Веселой и резкой трелью свистка, украшавшего мою первую матроску, зовет меня мое детство в далекое прошлое, на возобновленную встречу с моим чудесным учителем. У Василия Мартыновича Жерносекова была курчавая русая борода, плешь и фарфорово-голубые глаза, с небольшим интересном наростом на одном (верхнем) веке. В первый день он принес мне коробку удивительно аппетитных кубиков с разными буквами на каждой из граней; обращался он с этими кубиками словно с редкостными драгоценностями, чем, впрочем, они и были (не говоря уж о том, какие великолепные туннели выстраивались из них для моих игрушечных поездов). Отца моего, незадолго до того отстроившего и усовершенствовавшего сельскую школу, он почитал. В знак старомодной приверженности к вольномыслию, он носил мягкий черный галстук, повязанный небрежным бантом.
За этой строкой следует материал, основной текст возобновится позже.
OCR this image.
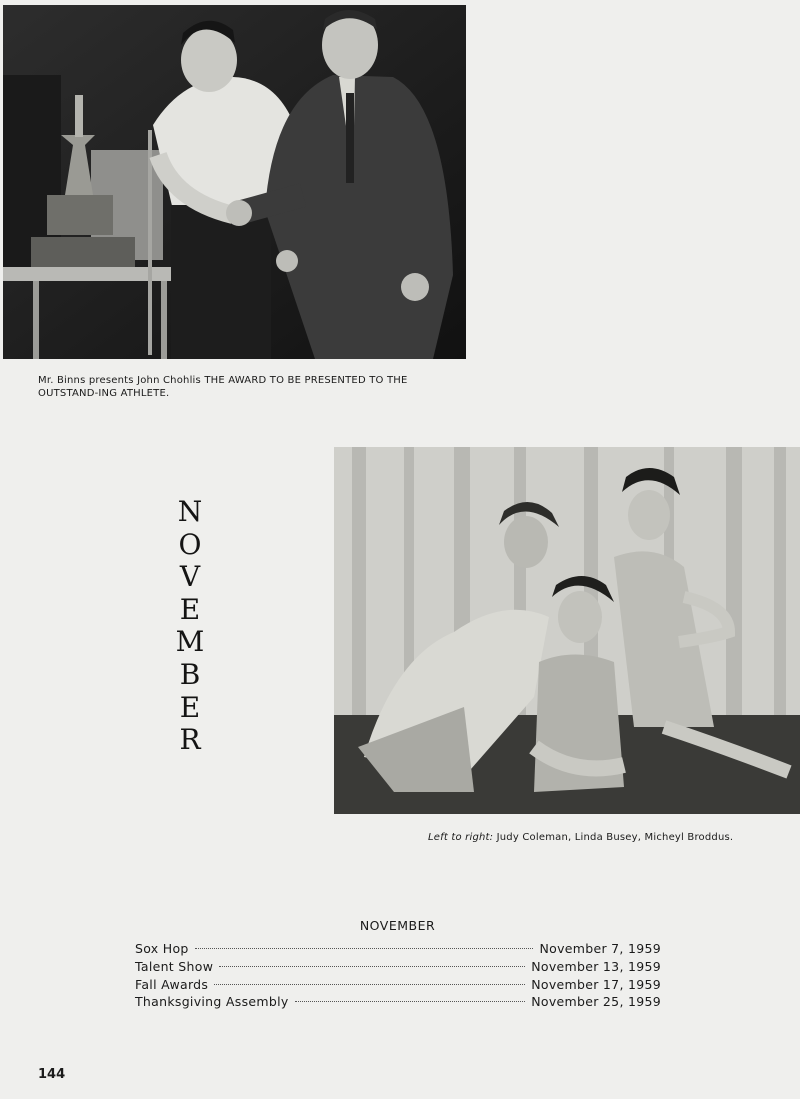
Mr. Binns presents John Chohlis THE AWARD TO BE PRESENTED TO THE OUTSTAND-ING ATHLETE.
N
O
V
E
M
B
E
R
Left to right: Judy Coleman, Linda Busey, Micheyl Broddus.
NOVEMBER
Sox Hop	November 7, 1959
Talent Show	November 13, 1959
Fall Awards	November 17, 1959
Thanksgiving Assembly	November 25, 1959
144
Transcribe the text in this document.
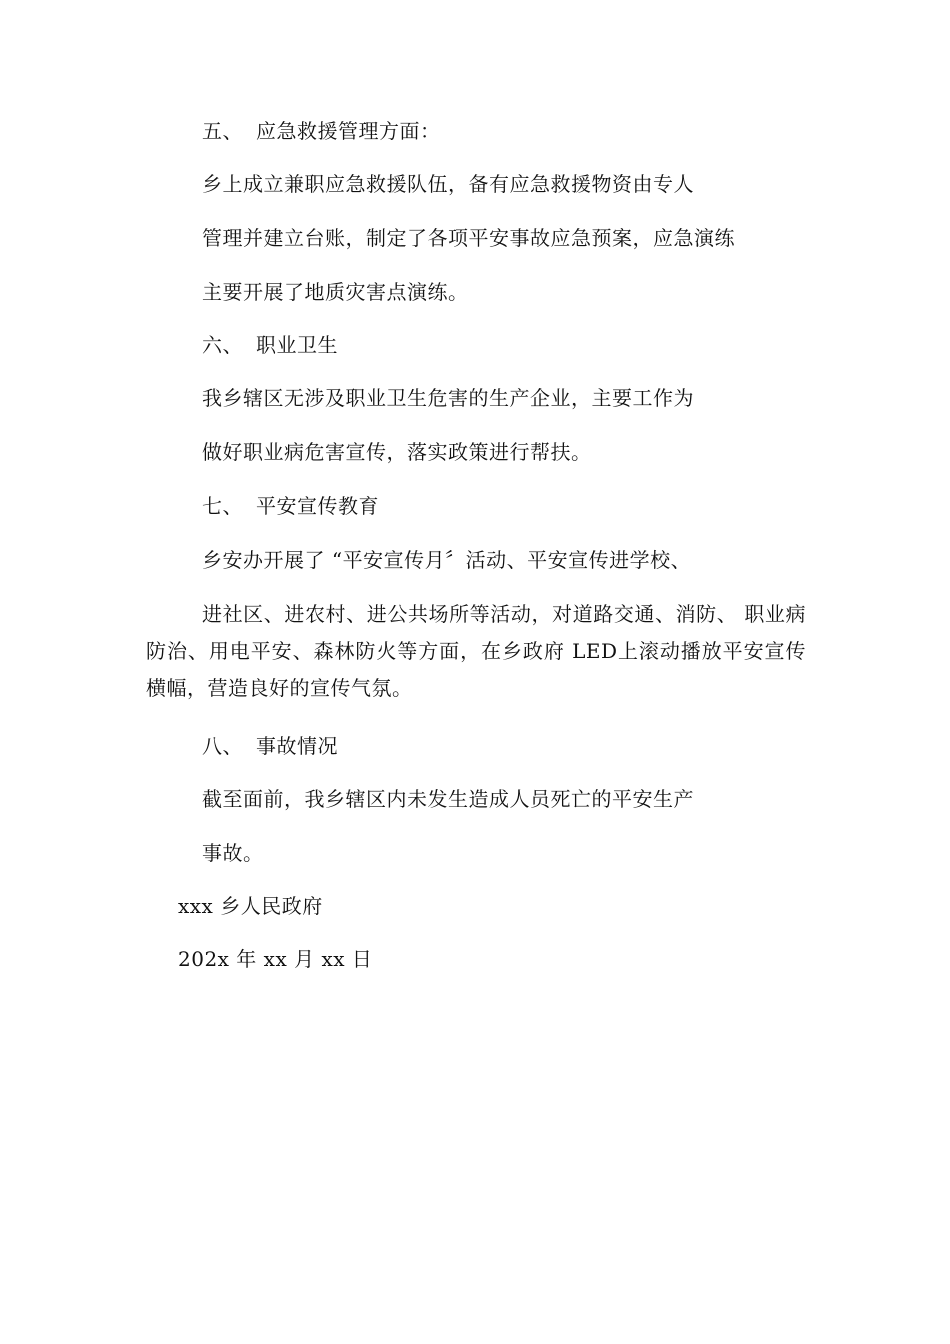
五、 应急救援管理方面：
乡上成立兼职应急救援队伍，备有应急救援物资由专人
管理并建立台账，制定了各项平安事故应急预案，应急演练
主要开展了地质灾害点演练。
六、 职业卫生
我乡辖区无涉及职业卫生危害的生产企业，主要工作为
做好职业病危害宣传，落实政策进行帮扶。
七、 平安宣传教育
乡安办开展了 “平安宣传月〞活动、平安宣传进学校、
进社区、进农村、进公共场所等活动，对道路交通、消防、 职业病防治、用电平安、森林防火等方面，在乡政府 LED上滚动播放平安宣传横幅，营造良好的宣传气氛。
八、 事故情况
截至面前，我乡辖区内未发生造成人员死亡的平安生产
事故。
xxx 乡人民政府
202x 年 xx 月 xx 日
Ко мне, ребенку, он обращался на вы, – не с натянутой интонацией наших слуг и не с особой пронзительной нежностью, звеневшей в голосе матери, когда оказывался у меня жар, или когда я терял самого крохотного пассажира моего поезда (словно хрупкое “ты” не могло бы выдержать груз ее обожания), – но с учтивой простотой взрослого, говорящего с другим взрослым, которого он знает недостаточно коротко, чтобы ему “тыкать”. Ярый революционер, горячо жесткулируя, он говорил во время наших полевых прогулок о человеколюбии, о свободе, об ужасах войны и о печальной (но интересной, как мне представлялось) необходимости взрывать тиранов на воздух, порой вытаскивая популярную в ту пору пацифистскую книгу “Долой Оружье!” (перевод “Die Waffen Nieder!” Берты фон Зуттнер) и потчуя меня, шестилетнего, скучными цитатами; я же пытался их опровергнуть – в этом нежном и воинственном возрасте я горячо восставал в защиту кровопролития, сердито спасая свой мир игрушечных пистолетов и артуровых рыцарей. При ленинском режиме, когда на всех радикалов-некоммунистов обрушились безжалостные гонения, Жерносекова сослали в трудовой лагерь, однако он смог бежать за границу и умер в Нарве в 1939 году.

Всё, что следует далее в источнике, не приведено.